Estate Tax Rules in Florida for Same-Sex Couples

Estate Tax Rules in Florida for Same-Sex Couples

After the U.S. Supreme Court struck down the Defense of Marriage Act (known as DOMA) in 2013, there were a lot of repercussions on other areas of law as well. One of those was estate taxes. With same-sex couples now getting married at much higher rates than before, the issues suddenly began to shift toward a focus on same-sex estate planning and taxes.

The initial ruling in the DOMA case didn’t clarify how the IRS would treat same-sex married couples for tax purposes. It was especially problematic for married couples who moved to a state that didn’t recognize their marriages. However, the IRS announced two months after the DOMA ruling that all married same-sex couples could be treated as such for federal tax purposes, regardless of the state that they live in.
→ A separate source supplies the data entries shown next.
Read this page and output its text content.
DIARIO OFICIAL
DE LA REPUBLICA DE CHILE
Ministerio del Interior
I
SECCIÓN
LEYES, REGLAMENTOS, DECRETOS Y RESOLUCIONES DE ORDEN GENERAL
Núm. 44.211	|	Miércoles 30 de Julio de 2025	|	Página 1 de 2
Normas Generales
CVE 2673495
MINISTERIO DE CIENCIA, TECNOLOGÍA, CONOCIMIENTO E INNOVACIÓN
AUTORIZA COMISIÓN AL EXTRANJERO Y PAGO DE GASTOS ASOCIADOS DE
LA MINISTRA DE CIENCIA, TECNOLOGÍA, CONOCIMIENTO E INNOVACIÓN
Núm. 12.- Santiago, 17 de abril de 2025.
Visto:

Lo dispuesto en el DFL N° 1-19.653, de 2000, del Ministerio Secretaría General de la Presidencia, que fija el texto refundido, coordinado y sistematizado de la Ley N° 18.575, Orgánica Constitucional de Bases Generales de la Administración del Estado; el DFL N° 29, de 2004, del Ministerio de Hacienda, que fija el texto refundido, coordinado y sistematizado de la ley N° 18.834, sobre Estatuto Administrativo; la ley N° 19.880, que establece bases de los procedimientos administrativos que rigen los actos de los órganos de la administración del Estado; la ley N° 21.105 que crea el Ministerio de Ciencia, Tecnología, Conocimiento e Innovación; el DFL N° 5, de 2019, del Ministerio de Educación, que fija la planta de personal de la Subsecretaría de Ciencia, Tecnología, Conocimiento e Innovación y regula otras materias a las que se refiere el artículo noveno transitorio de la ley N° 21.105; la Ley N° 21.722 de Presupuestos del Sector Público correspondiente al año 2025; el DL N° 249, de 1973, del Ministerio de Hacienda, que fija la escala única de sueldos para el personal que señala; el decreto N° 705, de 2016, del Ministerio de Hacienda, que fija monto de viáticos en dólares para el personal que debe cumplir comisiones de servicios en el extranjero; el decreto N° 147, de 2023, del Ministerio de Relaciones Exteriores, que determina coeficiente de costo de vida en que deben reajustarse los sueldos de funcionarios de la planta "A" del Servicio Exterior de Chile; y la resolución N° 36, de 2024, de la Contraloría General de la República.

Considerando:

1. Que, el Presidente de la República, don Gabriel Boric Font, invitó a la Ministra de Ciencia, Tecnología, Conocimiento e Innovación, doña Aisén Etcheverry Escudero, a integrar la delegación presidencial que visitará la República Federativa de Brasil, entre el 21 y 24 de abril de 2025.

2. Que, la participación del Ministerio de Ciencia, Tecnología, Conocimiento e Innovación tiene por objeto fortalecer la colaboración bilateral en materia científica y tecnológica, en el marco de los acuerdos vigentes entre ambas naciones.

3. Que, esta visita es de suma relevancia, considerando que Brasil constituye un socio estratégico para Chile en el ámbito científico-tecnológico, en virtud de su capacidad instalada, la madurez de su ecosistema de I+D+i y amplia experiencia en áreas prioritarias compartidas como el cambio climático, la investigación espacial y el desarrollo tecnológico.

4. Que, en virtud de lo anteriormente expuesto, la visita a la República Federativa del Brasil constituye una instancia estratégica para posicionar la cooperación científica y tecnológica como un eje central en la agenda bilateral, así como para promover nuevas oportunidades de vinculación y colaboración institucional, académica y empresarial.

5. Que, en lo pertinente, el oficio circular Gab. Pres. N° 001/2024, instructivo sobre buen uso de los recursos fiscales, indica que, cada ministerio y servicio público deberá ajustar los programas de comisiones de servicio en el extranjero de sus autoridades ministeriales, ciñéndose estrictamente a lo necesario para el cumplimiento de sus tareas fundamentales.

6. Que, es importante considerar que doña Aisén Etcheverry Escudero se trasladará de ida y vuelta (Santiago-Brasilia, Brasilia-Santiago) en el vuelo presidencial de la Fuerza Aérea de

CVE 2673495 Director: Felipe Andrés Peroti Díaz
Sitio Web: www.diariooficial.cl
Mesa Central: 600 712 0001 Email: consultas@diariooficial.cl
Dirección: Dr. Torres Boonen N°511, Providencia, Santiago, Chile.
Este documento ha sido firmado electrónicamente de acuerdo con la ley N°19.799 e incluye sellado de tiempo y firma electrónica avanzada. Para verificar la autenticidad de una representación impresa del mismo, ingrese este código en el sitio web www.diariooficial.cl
This means that same-sex couples that live in Florida will be recognized as married on their federal taxes, even though the state of Florida does not recognize same-sex marriage. They must simply file their income taxes as married and then can receive spousal benefits granted through federal estate taxes.

The ruling does not, however, extend to civil unions or domestic partnerships. States that currently offer these unions are Colorado, Hawaii, Illinois, Nevada, New Jersey and Oregon.

In some states, additional state estate taxes or state inheritance taxes may be imposed on married couples, which presents some additional challenges and complications for people in same-sex marriages. However, neither of these taxes are imposed by the state of Florida.